Nixon, says Wills, is "the last liberal." That is, he is liberal in the classical tradition: an individual, schooled to success and selfdiscipline, taking his chances in an impartial marketplace of goods and ideas. Wills sees Nixon as both caricature and culmination of the traditional theory that free competition will reward virtue and produce excellence. He is "Plastic Man," a dogged survivor of political enterprise, Whittier College's second-string lineman bathed in a Calvinist sweat of guilt and zeal, the political reincarnation of Uriah Keep.

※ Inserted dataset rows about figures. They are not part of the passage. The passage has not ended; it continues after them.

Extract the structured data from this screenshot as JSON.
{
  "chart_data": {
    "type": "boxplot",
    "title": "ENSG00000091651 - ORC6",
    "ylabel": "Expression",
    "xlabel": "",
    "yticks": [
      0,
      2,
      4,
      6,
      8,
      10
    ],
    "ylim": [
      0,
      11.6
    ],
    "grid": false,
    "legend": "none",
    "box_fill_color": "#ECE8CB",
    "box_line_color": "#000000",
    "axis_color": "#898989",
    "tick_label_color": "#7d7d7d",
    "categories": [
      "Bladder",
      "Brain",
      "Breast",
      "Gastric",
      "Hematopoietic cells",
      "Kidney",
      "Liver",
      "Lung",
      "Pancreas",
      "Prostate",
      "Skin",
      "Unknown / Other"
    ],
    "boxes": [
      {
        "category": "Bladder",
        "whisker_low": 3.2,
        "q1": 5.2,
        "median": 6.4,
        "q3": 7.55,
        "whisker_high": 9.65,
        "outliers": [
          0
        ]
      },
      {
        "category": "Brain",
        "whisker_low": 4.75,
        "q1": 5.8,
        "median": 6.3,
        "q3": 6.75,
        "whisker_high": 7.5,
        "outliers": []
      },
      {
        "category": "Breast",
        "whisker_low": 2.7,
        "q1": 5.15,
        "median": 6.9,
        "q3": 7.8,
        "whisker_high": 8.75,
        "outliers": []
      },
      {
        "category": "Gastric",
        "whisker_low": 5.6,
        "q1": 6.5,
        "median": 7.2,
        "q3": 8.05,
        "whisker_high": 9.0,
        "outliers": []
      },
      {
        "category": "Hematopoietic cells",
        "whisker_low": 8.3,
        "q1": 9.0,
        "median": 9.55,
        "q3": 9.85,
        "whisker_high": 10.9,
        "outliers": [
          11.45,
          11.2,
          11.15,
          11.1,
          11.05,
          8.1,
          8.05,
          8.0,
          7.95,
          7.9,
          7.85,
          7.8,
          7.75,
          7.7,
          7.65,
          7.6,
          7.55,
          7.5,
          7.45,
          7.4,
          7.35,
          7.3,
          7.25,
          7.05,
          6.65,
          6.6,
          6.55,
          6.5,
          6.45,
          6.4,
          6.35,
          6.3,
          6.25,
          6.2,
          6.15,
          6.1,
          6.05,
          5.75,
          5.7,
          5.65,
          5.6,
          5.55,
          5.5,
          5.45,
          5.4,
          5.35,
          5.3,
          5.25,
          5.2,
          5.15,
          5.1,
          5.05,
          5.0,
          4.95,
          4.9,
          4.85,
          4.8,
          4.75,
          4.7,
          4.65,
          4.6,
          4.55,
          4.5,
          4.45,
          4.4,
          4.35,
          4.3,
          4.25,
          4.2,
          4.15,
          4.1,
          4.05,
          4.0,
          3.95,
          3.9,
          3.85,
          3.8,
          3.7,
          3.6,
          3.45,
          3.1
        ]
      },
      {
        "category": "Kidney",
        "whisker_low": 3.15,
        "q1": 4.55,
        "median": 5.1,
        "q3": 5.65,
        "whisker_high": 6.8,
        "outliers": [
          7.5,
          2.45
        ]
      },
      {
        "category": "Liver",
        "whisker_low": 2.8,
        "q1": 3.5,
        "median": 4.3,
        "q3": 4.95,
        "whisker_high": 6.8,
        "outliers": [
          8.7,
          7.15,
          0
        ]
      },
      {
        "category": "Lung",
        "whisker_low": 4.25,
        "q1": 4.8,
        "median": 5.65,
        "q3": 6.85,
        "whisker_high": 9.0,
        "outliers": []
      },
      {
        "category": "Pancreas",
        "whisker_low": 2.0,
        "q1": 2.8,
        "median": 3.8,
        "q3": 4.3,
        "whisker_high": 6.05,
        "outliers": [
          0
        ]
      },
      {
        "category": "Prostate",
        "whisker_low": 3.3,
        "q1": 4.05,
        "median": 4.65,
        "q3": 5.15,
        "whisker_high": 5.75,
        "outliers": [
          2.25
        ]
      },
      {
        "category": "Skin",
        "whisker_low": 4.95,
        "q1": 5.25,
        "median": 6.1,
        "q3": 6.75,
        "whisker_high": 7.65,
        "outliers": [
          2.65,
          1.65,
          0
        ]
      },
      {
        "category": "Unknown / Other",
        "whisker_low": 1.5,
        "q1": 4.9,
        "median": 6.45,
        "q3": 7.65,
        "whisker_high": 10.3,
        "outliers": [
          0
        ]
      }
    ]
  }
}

Unfree Enterprise. It is not difficult to predict the outrage that Wills' book will detonate in Spiro Agnew—to say nothing of Nixon himself. Wills attacks ad hominem and sometimes quite unfairly—even granting the license of political satire. In one unpleasant lapse, for example, he describes Pat and Dick Nixon getting married: "The serious young man, son of a Quaker saint, docilely lines up at the marriage mart, where all the gooiest extras—orange blossoms, 'O Promise Me,' illusion veils —cover the emptiness of the transaction." It is both Wills' method and mistake to insert his aesthetic objections to Nixon into substantive arguments.

Republicans may also notice that it is mostly they who are cartooned, sometimes brilliantly (see box). Still Wills writes with respect and admiration of Dwight Eisenhower, whom he considers "a political genius." He makes fun of John Kennedy for his "stylistic imperialism," a militaristic impulse that, Wills says, was more highly developed than Nixon's.